In fact, the alarming migration from rural to urban areas has been responsible for the rising population explosion in metropolitan and large cities. Thus, housing, water, power and medical facilities are inadequate in relation to the needs of per capita urban population. Urban slums are a challenge for planners and administration.

There is need to formulate a comprehensive urban slum policy, housing policy and national urbanisation policy, which should emphasise, among other things, improvement of facilities both in rural and urban settlements. Development should be in the context of regional planning by ensuring integrated and viable rural and urban areas.


Judges’ role

This has reference to Fali S. Nariman’s article (“India: The Tasks Ahead”, Sept 24)). The very concept of the judiciary is based upon the need to give timely relief to the aggrieved sections and punish the offenders in accordance with the law. If the judiciary fails to do this with required care and honesty, it will lose its significance and purpose.

Consequently, the judges should set exemplary standards for others to follow. Mr Nariman has said that the selection of High Court and Supreme Court judges by the judges themselves cannot be trusted.

BALDEV SINGH KANG, Fatehgarh Sahib

Elusive progress

This has reference to H.K. Dua’s article “Ensuring quality of democracy” (“India: The Tasks Ahead”, Sept 24). The real progress of a country could be judged from the standard of primary education, health care, hygiene and sanitation, opportunity of employment and the condition of the roads.

In our country, the primary schools are without teachers and buildings, primary health centres are without medicines and other infrastructure. Not only villages but hundreds of cities are not getting clean and pure drinking water. There is jungle raj on the roads. Crores of young men both educated and others are without employment. The system is being run with a century and a half old criminal justice system and police rules.

The Constitution is almost a copy of the Government of India Act, 1935. Successive governments at the Centre did little to tighten the laws to check rampant corruption and rising population. As such, there is no hope of ensuring the quality of democracy under the present dispensation.


Food for thought

Following the glorious traditions of past, The Tribune has done a commendable job by bringing out a Special Supplement (“India: The Tasks Ahead”, Sept 24) on its 125th anniversary. The articles authored by eminent people are highly educative and informative. They provide us in-depth knowledge about our polity, judiciary, governance, Parliament, foreign policy and neighbours.

The articles caution us of the challenges before us like corruption, criminalisation of politics, falling standards of governance, poverty, burgeoning population, depleting natural resources and mismanagement, environmental degradation,

Besides, we are apprised of the potentials in the diverse fields of agriculture, science and technology, energy and awaken us about the social issues such as gender discrimination, health standards and education scenario.

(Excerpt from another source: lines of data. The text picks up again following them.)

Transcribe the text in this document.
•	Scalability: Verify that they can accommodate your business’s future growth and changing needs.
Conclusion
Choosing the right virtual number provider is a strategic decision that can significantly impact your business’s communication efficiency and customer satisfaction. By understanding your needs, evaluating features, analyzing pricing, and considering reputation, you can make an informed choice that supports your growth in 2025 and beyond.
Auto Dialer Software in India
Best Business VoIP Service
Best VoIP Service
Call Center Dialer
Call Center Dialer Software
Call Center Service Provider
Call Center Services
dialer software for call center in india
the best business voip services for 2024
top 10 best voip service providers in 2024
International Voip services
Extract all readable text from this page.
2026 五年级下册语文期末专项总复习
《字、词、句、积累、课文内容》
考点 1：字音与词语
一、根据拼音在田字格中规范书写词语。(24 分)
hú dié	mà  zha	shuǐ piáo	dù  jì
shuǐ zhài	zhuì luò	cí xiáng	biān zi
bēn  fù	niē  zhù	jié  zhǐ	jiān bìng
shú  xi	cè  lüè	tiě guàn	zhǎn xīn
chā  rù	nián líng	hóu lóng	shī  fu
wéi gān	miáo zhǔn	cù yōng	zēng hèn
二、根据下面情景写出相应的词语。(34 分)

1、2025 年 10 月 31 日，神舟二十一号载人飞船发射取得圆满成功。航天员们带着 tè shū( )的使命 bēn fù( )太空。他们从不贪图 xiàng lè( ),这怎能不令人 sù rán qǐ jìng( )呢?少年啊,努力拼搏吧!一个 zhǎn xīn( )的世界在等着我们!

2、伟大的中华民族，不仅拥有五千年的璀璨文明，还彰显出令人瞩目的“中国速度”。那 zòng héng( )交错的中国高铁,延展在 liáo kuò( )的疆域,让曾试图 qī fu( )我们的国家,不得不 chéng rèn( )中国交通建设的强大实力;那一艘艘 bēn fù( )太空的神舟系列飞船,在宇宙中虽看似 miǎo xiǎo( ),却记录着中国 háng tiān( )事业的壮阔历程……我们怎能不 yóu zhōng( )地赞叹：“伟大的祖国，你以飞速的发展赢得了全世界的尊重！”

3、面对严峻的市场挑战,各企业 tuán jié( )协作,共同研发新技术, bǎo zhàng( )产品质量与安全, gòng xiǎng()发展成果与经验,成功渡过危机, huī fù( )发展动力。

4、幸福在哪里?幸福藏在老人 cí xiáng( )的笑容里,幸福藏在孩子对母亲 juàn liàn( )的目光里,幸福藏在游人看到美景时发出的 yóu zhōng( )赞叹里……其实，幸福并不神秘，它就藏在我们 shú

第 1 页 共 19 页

These articles provide food for thought to the thinkers, are useful to scholars, researchers, practitioners, activists and the masses. I hope that The Tribune would continue with the tradition of providing the latest information to the readers.


We must tread with caution

India needs to be very careful in its relations with the United States. It is a double-edged weapon. If it draws closer to the US more than warranted, India will get trapped. Then, it will be very difficult to extricate itself from the clutches of this super power.

The US is known for using its “allies” as stooges to further its own interests. We should not get carried away by the US’ homilies or President Bush’s smiles. They have no right to infringe on our internal matters and neither should we discuss these with them. In today’s world, we have to be strong enough to fight our own battle. The more independent we are, the stronger we will become.